The leaders of today’s are not built like the those of the past. Or at least they shouldn’t be if companies hope to thrive in 2013. “Leaders have to be able to change, and respond to change, as opposed to implementing ordered strategies as they always have in the past,” said Jim Brooks, president and CEO of the Americas for Control Risks, a political risk consultancy.
The modern demands of leadership, he says, are more about anticipating and responding to crises than running a tried-and-true playbook to deliver results. But according to a survey from Control Risks, 87% of leaders are finding it much harder to look ahead with confidence due to the increased complexity and volatility in the world.
So how are companies, and the boards that govern them, supposed to determine which executives are ready for such a daunting task? In some respects, you can look at a candidate’s history. Those that have operated amid chaos and in complex environments are likely to be more able to adapt than a CEO who has led a stable company through calm waters.

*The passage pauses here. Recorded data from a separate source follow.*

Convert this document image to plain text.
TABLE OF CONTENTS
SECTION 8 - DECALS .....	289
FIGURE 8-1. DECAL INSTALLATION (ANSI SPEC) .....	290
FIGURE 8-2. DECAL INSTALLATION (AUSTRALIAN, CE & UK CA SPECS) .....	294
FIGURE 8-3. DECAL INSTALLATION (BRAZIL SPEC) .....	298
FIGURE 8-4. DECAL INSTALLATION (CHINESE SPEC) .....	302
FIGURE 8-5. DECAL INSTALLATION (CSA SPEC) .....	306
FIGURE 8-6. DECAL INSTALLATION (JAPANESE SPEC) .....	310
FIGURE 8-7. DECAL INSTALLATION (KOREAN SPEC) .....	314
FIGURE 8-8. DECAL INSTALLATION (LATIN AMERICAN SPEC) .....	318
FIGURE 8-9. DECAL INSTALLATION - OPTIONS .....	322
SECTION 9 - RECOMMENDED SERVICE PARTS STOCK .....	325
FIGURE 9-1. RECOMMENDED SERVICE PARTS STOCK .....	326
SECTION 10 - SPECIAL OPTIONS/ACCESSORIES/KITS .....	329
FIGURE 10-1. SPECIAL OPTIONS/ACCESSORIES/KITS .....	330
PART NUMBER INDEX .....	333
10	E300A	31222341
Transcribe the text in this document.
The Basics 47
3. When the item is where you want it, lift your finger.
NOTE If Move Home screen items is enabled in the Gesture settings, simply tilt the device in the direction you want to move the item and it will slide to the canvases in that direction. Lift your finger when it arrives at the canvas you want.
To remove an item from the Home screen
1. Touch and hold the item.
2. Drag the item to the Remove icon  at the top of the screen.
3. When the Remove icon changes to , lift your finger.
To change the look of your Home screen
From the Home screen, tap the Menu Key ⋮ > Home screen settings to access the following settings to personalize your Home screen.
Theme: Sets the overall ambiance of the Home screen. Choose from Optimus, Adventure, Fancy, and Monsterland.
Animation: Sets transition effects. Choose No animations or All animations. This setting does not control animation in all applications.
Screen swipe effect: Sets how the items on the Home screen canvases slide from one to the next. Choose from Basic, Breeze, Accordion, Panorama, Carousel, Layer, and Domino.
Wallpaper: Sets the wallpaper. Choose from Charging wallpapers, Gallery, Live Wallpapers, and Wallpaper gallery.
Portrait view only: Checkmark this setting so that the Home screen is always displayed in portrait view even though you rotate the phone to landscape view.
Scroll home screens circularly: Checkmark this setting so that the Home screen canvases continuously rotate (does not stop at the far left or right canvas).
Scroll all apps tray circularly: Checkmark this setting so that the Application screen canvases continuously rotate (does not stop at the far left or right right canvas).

Still, according to Brooks, it will always be difficult to know if a leader can manage a company in today’s world until they are in place. “It’s similar to a soldier in combat,” said Brooks. “You don’t know how a soldier is going to perform until they’re in that environment themselves. You can train, you can practice, you can prepare, you can do simulations. But the reality is that, as things unfold, each environment and each situation is completely different.”
Ultimately, the way he describes the modern leader is not so different from the qualities of a great soldier. “The ability to be nimble, flexible, competent and adapt to change is what will define successful leadership in the future,” said Brooks.